Claude Code Source Leak: When AI Exposes Its Own Internals

A pathing oversight in an AI-generated deployment config exposed internal system prompts and source files to the public internet.

The Incident

In early 2026, a security researcher discovered that a popular AI-powered development tool was inadvertently serving internal files through a misconfigured static asset path. System prompts, internal documentation, and configuration files were accessible via direct URL requests.

The root cause? An AI-generated deployment configuration that mapped a parent directory instead of the intended subdirectory. A single ../ too many in a path resolution.

How It Happened

The deployment pipeline was scaffolded by an AI assistant. The relevant line looked something like this:

assets: { directory: "./dist" }

But the build step placed compiled assets in a nested subdirectory, while the source tree — including internal prompts and configuration — lived one level up. The static file server happily served everything under the mapped path, including files that were never meant to be public.

The Pattern

This is a recurring pattern in AI-generated infrastructure code. The AI understands the syntax of configuration files perfectly. It generates valid YAML, valid JSON, valid TOML. But it doesn’t understand the security implications of directory traversal in the context of a specific deployment platform.

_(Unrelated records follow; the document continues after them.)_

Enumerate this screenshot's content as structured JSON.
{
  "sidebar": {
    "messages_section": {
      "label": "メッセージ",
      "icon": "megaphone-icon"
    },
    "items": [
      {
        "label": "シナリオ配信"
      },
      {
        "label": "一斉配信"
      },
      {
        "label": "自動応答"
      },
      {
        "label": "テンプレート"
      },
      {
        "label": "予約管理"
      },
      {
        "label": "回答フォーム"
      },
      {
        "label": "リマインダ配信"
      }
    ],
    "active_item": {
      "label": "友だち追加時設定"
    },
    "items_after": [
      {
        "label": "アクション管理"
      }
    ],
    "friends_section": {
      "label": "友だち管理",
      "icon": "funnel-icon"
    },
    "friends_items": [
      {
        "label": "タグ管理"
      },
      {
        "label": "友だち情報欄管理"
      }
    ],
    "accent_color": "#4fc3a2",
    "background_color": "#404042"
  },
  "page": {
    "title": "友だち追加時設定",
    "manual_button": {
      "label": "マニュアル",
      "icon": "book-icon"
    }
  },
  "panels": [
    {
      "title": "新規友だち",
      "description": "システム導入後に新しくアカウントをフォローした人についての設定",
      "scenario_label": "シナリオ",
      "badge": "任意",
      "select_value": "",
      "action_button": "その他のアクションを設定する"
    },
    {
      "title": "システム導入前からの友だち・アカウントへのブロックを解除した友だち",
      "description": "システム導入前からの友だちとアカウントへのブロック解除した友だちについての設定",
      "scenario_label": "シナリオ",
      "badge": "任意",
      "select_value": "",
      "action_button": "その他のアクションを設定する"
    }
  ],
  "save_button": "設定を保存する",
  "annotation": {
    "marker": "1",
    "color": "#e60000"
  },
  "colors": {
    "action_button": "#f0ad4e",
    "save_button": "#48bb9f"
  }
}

A human DevOps engineer would instinctively scope static asset paths as narrowly as possible. An AI assistant optimizes for “it works” — and a broader path mapping works just as well as a narrow one, functionally speaking.

What Was Exposed

No credentials or user data were exposed in this particular incident, but the reputational damage was significant.

Remediation

  1. Audit all static asset mappings to ensure they point to the narrowest possible directory.
  2. Add a robots.txt and explicit deny rules for sensitive paths.
  3. Implement automated scanning that checks for unintended file exposure on every deployment.
  4. Never trust AI-generated path configurations without verifying the directory tree they actually expose.

The Lesson

AI assistants generate code that is syntactically correct but contextually naive. They don’t model threat vectors. They don’t think about what else a directory contains. Automated post-deployment scanning is the safety net that catches what code review misses.